Amirul Hajj Indonesia Tiba di Arab Saudi Matangkan Persiapan Armuzna

Amirul Hajj Indonesia Tiba di Arab Saudi Matangkan Persiapan Armuzna
Foto: Ilustrasi Amirul Hajj Indonesia Tiba di Arab Saudi Matangkan Persiapan Armuzna.

Rombongan kedua Amirul Hajj Indonesia mendarat di Bandara Internasional King Abdulaziz, Jeddah, Arab Saudi, pada Selasa (19/5) untuk mematangkan persiapan fase puncak haji di Arafah, Muzdalifah, dan Mina (Armuzna). Dilansir dari Detikcom, delegasi ini dipimpin langsung oleh Menteri Haji dan Umrah (Menhaj) Mochamad Irfan Yusuf bersama sejumlah pejabat tinggi dan tokoh organisasi kemasyarakatan Islam.

Anggota rombongan yang tampak hadir meliputi Menko Pemberdayaan Manusia Muhaimin Iskandar, Wakil Menteri Agama Muhammad Syafi'i, perwakilan Muhammadiyah Prof. Hasyim Syah Nasution, serta KH Asep dari Nahdlatul Ulama (NU). Setibanya di lokasi, koordinasi intensif langsung dilakukan guna mengantisipasi segala potensi kendala di lapangan.

Menteri Haji dan Umrah Mochamad Irfan Yusuf menjelaskan bahwa pembahasan mengenai fase kritis di Armuzna telah dilakukan secara berkala melalui rapat maraton setiap malam.

"Armuzna tadi sudah dibicarakan. Setiap malam kita meeting membahas beberapa kendala yang kemungkinan akan muncul. Tapi Alhamdulillah, sudah dibahas setiap malam," ujar Menhaj Mochamad Irfan Yusuf.

Pemerintah menetapkan bahwa segala skenario pergerakan, logistik, hingga pemenuhan konsumsi bagi jamaah selama berada di Armuzna akan disepakati dalam keputusan final pada hari Rabu.

"Difinalkan besok. Besok sudah ada final tentang proses Armuzna terkait dengan pergerakan, transportasi, termasuk juga makanan selama Armuzna juga sudah dibicarakan," lanjut Mochamad Irfan Yusuf.

Selain mematangkan manajemen pergerakan, Mochamad Irfan Yusuf turut menyampaikan apresiasi terhadap dedikasi seluruh petugas haji yang bertugas di lapangan karena mendapatkan respons yang sangat baik dari masyarakat di tanah air.

"Petugas, saya apresiasi petugas. Luar biasa mereka.

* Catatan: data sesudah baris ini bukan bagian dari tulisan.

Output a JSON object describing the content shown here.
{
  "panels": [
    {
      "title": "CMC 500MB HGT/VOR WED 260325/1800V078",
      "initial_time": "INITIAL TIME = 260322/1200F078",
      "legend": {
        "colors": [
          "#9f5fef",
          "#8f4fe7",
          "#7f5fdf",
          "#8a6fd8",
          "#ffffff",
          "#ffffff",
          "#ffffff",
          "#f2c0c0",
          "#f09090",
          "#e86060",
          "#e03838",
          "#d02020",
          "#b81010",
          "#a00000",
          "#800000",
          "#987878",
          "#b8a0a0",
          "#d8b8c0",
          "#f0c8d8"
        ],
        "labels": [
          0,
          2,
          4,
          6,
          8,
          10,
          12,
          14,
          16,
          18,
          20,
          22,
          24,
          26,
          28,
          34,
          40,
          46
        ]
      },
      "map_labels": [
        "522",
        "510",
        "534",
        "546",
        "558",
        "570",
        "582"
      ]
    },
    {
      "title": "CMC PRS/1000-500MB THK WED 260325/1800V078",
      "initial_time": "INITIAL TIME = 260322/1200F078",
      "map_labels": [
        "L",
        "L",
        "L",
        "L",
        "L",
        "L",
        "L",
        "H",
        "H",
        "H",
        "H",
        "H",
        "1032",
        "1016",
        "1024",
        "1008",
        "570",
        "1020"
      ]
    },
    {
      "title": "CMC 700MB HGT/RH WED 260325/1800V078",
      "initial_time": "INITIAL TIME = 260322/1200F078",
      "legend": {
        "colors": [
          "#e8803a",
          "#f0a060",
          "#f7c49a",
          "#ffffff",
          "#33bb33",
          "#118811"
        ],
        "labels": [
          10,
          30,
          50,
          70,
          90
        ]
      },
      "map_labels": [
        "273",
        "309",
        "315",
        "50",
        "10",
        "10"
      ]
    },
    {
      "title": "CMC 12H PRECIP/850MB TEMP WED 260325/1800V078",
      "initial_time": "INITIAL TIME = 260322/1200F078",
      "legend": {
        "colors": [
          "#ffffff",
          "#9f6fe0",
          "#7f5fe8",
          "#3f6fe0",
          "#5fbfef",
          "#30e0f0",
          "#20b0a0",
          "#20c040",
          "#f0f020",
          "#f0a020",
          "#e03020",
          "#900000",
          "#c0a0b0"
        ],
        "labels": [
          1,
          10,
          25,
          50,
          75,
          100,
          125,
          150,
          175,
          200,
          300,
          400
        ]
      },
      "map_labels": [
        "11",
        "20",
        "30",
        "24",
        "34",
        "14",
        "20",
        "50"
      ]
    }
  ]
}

Dan mereka berjibaku di lapangan, dan tone-nya positif semua di tanah air. Berita-berita di atas (media), positif semua," ungkap Mochamad Irfan Yusuf.

Meskipun kinerja petugas mendapatkan respons positif, manajemen operasional mengingatkan agar seluruh tim tetap waspada karena tantangan utama penyelenggaraan baru akan dihadapi saat prosesi puncak haji dimulai.

"Saya harap ini dijadikan semangat untuk mempertahankan, terutama Armuzna. Puncak dari haji adalah Armuzna," tegas Mochamad Irfan Yusuf.

Kelancaran fase Armuzna dipandang sebagai indikator utama keberhasilan operasional haji tahun ini, di mana penyelesaian tahapan tersebut merepresentasikan sebagian besar pencapaian misi pelayanan.

"Ini artinya Armuzna berjalan sesuai harapan, tentu sudah 80 persen sukses. Jadi walaupun masih panjang, masih ada sampai tengah Juni, tapi kalau Armuzna selesai berarti 80 persen sudah selesai. Ini kan jelang Armuzna," pungkas Mochamad Irfan Yusuf.

Seusai mendarat di Jeddah, rombongan Amirul Hajj dijadwalkan langsung bertolak menuju Makkah untuk meninjau kesiapan fasilitas katering serta layanan kesehatan menjelang pergerakan jamaah ke Arafah.